IAVA Applauds VA Plan to Expand Mental Health Staff
Posted by Michelle McCarthy on April 19
IAVA released the following statement applauding the Department of Veterans Affairs’ plan to add 1,600 mental health clinicians – nurses, psychiatrists, psychologists, and social workers—as well as nearly 300 support staff to its existing workforce of 20,590 mental health staff:
"IAVA applauds the Department of Veterans Affairs’ effort to add 1,900 more mental health professionals to its ranks so our country can better serve veterans of all generations. This announcement is a necessary, welcome step towards combating the suicide epidemic plaguing our veterans’ community and ensuring that all veterans have the mental health support they need. Nearly 37 percent of IAVA members recently surveyed know an Iraq or Afghanistan veteran who has committed suicide.

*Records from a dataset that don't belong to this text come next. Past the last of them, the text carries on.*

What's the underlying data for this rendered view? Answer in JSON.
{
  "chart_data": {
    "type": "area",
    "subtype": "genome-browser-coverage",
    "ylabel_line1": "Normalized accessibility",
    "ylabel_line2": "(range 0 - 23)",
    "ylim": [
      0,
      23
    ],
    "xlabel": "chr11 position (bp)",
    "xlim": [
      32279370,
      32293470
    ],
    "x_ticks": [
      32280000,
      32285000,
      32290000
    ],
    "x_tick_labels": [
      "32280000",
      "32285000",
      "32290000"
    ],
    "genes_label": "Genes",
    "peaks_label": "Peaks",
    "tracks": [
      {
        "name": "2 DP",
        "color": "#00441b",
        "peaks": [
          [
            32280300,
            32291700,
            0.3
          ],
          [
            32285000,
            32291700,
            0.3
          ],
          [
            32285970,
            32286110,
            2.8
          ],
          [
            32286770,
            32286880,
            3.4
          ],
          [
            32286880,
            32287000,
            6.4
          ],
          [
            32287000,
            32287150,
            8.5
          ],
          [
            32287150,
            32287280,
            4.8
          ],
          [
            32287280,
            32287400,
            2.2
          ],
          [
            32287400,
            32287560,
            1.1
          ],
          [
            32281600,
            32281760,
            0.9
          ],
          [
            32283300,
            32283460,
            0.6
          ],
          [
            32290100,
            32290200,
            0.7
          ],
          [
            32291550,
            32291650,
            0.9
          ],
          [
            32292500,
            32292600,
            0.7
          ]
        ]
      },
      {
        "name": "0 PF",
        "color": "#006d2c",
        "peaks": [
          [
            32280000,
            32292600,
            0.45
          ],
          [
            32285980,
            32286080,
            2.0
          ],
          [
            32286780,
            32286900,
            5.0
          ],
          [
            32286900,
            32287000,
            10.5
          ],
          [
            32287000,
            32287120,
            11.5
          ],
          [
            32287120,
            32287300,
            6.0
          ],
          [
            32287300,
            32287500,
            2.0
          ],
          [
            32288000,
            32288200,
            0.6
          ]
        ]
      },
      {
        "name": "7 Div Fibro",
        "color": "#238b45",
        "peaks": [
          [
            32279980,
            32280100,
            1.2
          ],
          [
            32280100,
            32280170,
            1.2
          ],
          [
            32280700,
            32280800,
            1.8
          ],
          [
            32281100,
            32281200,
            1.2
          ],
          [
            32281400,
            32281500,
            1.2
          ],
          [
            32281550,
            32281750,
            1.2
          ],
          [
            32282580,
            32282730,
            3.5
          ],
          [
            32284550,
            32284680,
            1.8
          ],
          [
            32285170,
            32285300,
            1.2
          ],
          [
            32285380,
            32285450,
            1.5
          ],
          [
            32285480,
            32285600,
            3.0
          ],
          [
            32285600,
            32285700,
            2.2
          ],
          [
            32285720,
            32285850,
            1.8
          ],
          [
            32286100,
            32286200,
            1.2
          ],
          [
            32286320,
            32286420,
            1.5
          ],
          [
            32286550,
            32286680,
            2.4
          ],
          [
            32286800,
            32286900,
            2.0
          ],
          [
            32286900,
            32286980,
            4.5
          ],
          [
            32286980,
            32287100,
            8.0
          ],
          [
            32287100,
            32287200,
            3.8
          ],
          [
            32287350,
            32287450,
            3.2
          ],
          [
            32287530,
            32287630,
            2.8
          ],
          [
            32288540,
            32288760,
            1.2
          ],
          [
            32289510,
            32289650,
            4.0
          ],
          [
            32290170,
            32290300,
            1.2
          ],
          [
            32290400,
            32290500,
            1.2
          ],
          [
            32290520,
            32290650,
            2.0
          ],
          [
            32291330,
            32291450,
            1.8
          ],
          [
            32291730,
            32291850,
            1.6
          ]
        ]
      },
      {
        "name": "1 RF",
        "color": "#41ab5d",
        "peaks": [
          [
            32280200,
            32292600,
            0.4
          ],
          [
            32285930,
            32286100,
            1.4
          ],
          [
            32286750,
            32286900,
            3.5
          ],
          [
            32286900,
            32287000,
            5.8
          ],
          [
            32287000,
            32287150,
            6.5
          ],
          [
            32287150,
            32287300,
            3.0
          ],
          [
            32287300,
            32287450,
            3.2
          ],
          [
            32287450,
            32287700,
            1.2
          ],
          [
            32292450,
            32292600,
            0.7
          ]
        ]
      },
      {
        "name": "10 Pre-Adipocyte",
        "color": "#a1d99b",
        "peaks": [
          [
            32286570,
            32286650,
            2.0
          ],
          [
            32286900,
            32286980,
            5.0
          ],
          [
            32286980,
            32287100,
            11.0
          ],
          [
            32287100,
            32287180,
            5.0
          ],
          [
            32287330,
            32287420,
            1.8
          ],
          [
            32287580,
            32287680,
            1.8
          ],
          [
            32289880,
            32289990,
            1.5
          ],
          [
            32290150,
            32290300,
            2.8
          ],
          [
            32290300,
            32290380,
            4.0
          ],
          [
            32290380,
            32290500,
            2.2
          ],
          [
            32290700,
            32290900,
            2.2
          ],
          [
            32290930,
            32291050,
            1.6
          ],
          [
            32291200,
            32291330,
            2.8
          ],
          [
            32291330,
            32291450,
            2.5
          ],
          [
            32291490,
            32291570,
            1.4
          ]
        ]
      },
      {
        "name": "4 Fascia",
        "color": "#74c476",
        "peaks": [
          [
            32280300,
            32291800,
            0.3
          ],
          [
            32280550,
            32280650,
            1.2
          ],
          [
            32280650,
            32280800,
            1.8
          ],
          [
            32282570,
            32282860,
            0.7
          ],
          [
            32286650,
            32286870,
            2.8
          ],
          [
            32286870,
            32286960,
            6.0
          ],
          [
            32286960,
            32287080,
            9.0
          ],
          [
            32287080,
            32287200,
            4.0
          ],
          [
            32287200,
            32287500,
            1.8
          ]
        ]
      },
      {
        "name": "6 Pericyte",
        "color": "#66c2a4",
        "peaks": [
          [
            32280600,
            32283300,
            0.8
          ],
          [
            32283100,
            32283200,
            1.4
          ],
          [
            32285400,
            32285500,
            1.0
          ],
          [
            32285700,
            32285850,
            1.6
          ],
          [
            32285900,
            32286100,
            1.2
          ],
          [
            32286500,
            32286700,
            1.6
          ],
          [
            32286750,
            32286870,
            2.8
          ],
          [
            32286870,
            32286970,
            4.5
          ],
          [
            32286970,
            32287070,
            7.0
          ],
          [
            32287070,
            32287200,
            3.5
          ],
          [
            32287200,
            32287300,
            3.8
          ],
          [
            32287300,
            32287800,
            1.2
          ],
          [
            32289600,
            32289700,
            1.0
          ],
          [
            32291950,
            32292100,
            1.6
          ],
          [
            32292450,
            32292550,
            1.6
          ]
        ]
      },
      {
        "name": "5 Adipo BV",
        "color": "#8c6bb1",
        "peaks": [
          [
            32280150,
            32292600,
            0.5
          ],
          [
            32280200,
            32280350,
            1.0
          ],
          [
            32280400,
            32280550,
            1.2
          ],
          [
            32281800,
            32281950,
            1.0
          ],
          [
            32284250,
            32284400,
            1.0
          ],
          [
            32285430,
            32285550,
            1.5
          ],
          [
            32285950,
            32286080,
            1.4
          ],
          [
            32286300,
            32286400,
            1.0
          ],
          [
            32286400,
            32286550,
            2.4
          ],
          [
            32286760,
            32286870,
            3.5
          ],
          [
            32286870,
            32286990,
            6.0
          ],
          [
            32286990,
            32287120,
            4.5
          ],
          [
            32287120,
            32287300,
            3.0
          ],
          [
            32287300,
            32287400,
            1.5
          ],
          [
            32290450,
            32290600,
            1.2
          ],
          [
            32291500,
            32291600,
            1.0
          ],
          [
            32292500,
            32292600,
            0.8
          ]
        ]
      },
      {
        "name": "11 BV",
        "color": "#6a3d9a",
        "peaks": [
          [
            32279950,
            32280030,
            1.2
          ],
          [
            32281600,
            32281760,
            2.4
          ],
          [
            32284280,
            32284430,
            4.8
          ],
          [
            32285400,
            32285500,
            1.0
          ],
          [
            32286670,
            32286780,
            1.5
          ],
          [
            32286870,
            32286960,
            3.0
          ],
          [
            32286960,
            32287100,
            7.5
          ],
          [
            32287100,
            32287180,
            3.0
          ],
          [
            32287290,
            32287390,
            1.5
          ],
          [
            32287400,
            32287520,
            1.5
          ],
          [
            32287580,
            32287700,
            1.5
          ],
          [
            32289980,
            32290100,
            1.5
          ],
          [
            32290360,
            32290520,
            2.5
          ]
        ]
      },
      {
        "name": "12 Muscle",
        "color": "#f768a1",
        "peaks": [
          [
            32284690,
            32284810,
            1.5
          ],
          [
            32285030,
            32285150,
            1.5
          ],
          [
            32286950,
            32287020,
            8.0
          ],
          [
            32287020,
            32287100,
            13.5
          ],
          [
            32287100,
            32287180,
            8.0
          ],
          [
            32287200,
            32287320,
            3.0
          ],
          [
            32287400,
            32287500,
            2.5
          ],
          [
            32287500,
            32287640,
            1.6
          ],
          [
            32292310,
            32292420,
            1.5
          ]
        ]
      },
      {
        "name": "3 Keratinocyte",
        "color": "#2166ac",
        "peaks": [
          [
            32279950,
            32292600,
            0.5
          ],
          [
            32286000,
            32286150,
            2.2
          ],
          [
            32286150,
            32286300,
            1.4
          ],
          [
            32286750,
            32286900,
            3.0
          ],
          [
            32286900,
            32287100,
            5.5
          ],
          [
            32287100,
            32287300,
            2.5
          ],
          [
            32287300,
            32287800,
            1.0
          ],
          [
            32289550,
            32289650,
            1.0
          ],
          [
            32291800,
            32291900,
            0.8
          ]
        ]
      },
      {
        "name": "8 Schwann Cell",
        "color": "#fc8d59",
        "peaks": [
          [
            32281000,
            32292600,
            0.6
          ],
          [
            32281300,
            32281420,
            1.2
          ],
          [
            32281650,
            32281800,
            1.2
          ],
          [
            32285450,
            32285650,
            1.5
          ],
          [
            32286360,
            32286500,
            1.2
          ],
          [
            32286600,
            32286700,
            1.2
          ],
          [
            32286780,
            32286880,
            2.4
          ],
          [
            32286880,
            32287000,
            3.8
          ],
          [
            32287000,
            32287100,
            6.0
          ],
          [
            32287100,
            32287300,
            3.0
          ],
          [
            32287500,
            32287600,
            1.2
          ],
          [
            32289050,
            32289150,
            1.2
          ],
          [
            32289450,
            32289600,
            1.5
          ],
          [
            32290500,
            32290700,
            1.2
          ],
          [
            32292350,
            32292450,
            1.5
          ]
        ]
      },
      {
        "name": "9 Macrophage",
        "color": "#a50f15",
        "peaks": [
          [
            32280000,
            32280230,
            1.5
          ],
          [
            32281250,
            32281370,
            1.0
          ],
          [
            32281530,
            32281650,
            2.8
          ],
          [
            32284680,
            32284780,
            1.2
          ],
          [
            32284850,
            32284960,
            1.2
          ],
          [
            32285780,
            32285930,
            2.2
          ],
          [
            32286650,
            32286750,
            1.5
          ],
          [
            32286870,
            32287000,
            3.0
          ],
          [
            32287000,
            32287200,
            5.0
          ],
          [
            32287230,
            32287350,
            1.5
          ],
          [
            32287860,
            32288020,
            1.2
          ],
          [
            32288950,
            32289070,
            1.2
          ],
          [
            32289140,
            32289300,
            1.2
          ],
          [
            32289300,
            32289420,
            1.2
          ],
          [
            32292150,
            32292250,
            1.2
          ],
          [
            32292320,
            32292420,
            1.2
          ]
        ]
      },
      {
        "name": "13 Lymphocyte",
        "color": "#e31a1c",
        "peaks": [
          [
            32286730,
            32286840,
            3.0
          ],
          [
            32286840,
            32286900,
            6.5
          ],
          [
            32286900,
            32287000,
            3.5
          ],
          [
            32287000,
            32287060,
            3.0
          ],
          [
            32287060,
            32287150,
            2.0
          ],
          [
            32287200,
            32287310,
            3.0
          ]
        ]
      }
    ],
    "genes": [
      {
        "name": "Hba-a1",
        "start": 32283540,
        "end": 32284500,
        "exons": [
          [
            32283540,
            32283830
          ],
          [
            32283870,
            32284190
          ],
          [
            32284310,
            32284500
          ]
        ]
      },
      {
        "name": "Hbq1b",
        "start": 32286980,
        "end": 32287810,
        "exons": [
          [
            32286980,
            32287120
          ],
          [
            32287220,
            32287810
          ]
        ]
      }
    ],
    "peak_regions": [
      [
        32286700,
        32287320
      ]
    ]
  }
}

More mental health professionals will provide a stronger lifeline of support for thousands of new veterans and their families. Still, we don’t know publicly how many mental health providers the VA actually requires to meet the surge home from Afghanistan. IAVA encourages the VA to disclose its most recent assessment of mental health needs, so even more mental health professionals and community-based organizations can step forward to offer services and support,” said IAVA Executive Director and Founder Paul Rieckhoff.
“Decreasing veterans’ wait times for mental health counseling and support is absolutely critical but it’s just one component of a larger issue. The VA is already facing a nationwide shortage of skilled mental health professionals with vacancy rates exceeding 20 percent in some areas of the country. For years, IAVA has urged the President to issue a national call to service for more mental health professionals—now is the time to take action. Our generation of veterans also needs to see VA Secretary Shinseki front and center in the community, vocally pushing back against the stigma of invisible wounds and promoting the VA’s resources. In addition, the VA needs to break the claims backlog so vets can actually get their foot in the door at their local VAs. Recent revelations about the Oakland VA underscore the need for more staffing and the urgency of an electronic records system to expedite veterans’ disability claims. Some IAVA members in California and across the country have been waiting for two years for the VA to process claims for Post-Traumatic Stress Disorder and other injuries. They shouldn’t have to rely on a New York Times headline for their cases to get attention. IAVA remains committed to working with the White House and both the Departments of Defense and VA to continually improve the system so that no veteran is left in crisis.”